Concoctée sur mesure, dans tous le sens du terme, pour la sympathique diva italo-helvétique, cette vision hors norme, décapante (décors et costumes de Christian Fenouillat et Agostino Cavalca), reste toutefois toujours respectueuse du livret, le tout baignant dans une économie dramaturgique de bon aloi qui laisse à la musique toute sa place sans jamais en contrarier le cours impétueux.
On connaissait bien l'approche de la belle Cecilia envers ce que certains considèrent comme l'opéra des opéras belcantistes. Son disque (et nous en étions) avait soulevé enthousiasme... mais aussi quelques réserves. Le confort des studios est une chose, la vie scénique en est une autre.

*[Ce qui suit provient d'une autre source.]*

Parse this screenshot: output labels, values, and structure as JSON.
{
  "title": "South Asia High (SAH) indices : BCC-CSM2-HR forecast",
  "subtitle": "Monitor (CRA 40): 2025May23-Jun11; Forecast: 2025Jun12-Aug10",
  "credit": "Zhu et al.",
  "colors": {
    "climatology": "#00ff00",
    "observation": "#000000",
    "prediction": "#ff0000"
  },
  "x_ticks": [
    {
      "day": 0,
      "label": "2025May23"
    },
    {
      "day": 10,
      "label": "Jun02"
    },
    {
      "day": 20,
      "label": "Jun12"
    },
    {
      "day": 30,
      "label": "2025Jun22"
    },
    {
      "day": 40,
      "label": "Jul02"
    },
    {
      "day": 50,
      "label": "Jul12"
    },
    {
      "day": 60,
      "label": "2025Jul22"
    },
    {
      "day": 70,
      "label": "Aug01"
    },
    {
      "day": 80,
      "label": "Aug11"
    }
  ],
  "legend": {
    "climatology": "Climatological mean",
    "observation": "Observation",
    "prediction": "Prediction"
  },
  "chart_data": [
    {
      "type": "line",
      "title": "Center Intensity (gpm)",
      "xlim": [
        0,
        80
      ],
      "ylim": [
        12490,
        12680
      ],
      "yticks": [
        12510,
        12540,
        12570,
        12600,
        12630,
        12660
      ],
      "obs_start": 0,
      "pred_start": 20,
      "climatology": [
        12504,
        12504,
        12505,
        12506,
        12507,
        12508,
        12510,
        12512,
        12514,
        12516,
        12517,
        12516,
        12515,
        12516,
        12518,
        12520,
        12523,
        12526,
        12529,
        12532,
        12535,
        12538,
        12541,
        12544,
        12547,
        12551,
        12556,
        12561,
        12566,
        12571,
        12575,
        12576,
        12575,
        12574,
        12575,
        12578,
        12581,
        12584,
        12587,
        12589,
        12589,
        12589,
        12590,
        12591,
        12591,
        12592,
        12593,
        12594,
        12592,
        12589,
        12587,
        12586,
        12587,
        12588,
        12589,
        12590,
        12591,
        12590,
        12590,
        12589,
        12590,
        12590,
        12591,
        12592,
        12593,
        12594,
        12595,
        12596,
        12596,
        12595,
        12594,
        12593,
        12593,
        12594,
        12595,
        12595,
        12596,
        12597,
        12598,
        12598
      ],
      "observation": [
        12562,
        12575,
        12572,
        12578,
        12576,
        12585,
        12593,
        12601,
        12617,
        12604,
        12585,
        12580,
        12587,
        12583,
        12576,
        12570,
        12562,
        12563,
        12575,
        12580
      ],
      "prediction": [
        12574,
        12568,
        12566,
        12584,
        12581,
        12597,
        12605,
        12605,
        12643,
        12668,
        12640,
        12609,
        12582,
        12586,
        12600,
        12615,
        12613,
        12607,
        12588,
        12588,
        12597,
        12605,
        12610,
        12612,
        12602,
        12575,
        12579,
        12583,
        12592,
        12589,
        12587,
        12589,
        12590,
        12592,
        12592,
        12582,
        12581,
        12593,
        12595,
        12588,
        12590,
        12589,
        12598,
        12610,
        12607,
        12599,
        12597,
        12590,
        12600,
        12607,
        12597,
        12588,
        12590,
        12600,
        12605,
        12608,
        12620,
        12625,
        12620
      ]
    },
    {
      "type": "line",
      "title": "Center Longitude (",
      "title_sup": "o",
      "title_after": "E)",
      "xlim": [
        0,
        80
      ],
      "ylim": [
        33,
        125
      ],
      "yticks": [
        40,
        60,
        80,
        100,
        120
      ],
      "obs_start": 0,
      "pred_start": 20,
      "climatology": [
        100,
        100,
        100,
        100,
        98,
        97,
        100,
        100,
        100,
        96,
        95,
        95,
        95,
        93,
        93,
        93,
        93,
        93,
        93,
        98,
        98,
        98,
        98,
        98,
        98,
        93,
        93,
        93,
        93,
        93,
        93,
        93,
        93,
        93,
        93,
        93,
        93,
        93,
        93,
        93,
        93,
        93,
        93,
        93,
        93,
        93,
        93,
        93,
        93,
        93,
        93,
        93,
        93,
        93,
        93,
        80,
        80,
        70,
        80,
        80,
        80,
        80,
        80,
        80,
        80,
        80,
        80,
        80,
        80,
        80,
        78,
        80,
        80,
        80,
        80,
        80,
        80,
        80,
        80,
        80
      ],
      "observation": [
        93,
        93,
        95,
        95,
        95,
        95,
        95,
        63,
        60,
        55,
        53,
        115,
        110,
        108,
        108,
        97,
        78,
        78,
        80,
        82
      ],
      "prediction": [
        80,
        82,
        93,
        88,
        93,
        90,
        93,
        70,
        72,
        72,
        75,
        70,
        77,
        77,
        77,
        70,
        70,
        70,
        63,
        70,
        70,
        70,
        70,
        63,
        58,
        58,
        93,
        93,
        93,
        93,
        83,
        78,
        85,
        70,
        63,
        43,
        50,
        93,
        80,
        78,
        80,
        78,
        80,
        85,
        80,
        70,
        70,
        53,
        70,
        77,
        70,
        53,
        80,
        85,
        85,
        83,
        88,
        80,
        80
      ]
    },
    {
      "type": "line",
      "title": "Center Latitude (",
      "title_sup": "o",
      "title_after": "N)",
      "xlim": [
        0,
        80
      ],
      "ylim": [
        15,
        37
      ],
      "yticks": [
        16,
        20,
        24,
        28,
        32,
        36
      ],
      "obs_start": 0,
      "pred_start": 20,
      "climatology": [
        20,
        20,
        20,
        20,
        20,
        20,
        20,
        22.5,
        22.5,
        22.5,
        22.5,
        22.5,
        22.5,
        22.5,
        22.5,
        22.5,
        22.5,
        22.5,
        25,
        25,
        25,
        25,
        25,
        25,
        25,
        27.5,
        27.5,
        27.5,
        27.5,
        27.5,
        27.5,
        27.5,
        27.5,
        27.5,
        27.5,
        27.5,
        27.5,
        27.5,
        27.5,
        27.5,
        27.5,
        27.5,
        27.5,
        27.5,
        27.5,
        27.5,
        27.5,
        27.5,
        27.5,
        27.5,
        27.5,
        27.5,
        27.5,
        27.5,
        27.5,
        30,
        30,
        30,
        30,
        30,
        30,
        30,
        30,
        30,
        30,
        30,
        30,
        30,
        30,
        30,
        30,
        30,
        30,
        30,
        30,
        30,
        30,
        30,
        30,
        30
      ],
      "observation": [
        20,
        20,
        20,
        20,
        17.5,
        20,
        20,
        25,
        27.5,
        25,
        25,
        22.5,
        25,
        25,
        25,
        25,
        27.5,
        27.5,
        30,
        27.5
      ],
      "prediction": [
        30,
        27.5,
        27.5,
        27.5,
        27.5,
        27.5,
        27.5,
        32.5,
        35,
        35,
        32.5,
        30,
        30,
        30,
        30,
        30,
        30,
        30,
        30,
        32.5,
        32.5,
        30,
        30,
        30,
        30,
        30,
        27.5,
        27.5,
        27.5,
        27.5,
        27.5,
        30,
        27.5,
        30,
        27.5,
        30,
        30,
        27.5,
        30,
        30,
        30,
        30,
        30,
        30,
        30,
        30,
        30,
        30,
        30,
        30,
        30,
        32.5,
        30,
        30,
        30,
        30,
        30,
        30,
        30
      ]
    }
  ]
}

Dans l'écrin confortable de la bonbonnière monégasque, cette Norma moderne, révolutionnaire, vous happe et ne vous lâche plus. Amoureusement soutenue par Diego Fasolis à la tête des Barocchisti, la diva, culottée et ambitieuse, prend le contre-pied de la tradition bellinienne.
Telle une prêtresse descendue de son piédestal, avec retour obligé à la tonalité d'origine (sauf erreur de notre part un bon ton plus bas) Cecilia nous murmure à l'oreille ses honteuses confidences, ses remords, ses furies, ses jalousies d'une liaison coupable qui trouvera dans l'immolation finale la plus belle des transfigurations.
Pour mieux nous restituer une Norma fragile, humaine, désacralisée, un être de chair, de sang, un peu comme vous et moi, mais toujours d'une force dramatique superbe de drapé antique.
On a craint un instant que devant tant de conviction et de probité musicale (les graves se moirent des accents du lied et les la au-dessus de la portée assurés crânement) que ses partenaires pâtissent de cette écrasante présence.
Glissons vite sur un Pollione aussi chaleureux vocalement qu'une tranche napolitaine, pour mieux saluer la performance des deux Adalgise.
Aphone, malade, Rebeca Olvera mime sur scène son rôle. Côté cour, Eva Mei chante à sa place. Un play-back réussi. Son timbre se marie à merveille avec celui de Norma, la voix est très séduisante et le personnage chanté aux bords des larmes. Tour de force, l'artiste a appris en 48 heures la partition d'origine.
Orovese sans problème de Peter Kalman, seconds rôles bien en place, chœur de la Radio Télévision Suisse Italienne, personnage à part entière, percutant comme toujours.
L'autre bonne surprise de la soirée est venue sans doute de l'orchestre I Barocchisti, dirigé par Diego Fasolis.
Dès l'ouverture on est séduit par l'équilibre des tempos énergiques choisis par le chef, un parti pris dramatique qui ne se dément jamais et donne tout au long du spectacle une véritable réplique aux chanteurs.
La partition originale de Bellini, jouée ici sur instruments anciens, semble presque savante sous cette baguette avertie.